11th Vice-President of the Gambia
- In office 4 May 2022 – 18 January 2023
- President: Adama Barrow
- Preceded by: Isatou Touray
- Succeeded by: Muhammad B. S. Jallow

Minister of Education
- In office 22 February 2017 – 4 May 2022
- President: Adama Barrow

Personal details
- Born: Badara Alieu Joof 1957 or 1958
- Died: 18 January 2023 (aged 65) India
- Party: Independent
- Alma mater: University of Bristol University of London University of Bath

= Badara Joof =

Gambian politician (died 2023)

Badara Alieu Joof (1957/1958 – 18 January 2023) was a Gambian politician and civil servant who served as Vice President of The Gambia from 2022 until his death in 2023. He previously served as Minister of Higher Education, Research, Science and Technology from 2017 to 2022.

== Early life and education ==
Joof was a student at Armitage High School and trained as a teacher himself at Yundum Teachers' College.
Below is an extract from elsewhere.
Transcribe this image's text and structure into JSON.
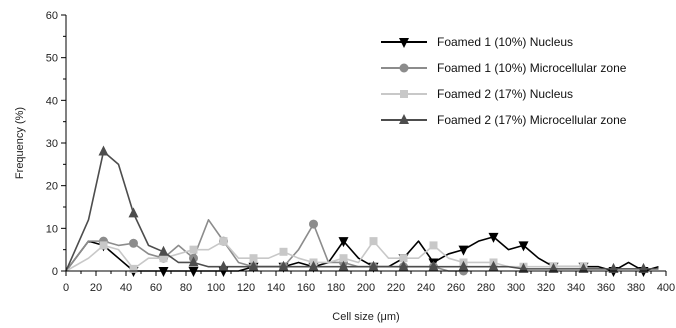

He held a bachelor of education degree from the University of Bristol, a master's degree in English literature from the University of London, and a master's degree in development economics from the University of Bath.

== Professional career ==
Joof began his career as a qualified teacher, teaching English at The Gambia College. He was then head of the department of languages and literature at Nusrat High School. He was the permanent secretary at the Ministry of Education for many years. In March 2002, it was reported that he had been transferred to the permanent secretary at the Ministry of Local Government and Lands.

Joof worked as the World Bank Liaison Officer to the Gambia. In this role, he assisted higher education minister Mariama Sarr-Ceesay in introducing a new education policy to the Gambia. He also urged the Gambian tourism sector to "move from routine tourism and be more proactive." He had led a World Bank project, Support to NGO Network Tango, which had a budget of $220,000 and lasted from 2010 to 2013, the stated purpose of which was "to enhance the efficiency and accountability of non-Governmental Organizations (NGO's) in delivering basic services to the poor in the member country." In 2013, Joof visited various project sites in the Gambia along with Ministry of Agriculture officials to gain a better understanding of various challenges they faced.
In 2014, Joof was appointed an Education Specialist in Dakar, Senegal to the World Bank. The University of the Gambia library at the Faraba Banta Campus was named after him by president Adama Barrow.The development was made during the inauguration of Lot 1 of the University of The Gambia development project at the Faraba Banta Campus.

==Political career==
In 2017, President Adama Barrow appointed Joof as his Minister of Higher Education, Research, Science and Technology, before promoting him to the Vice Presidency in 2022.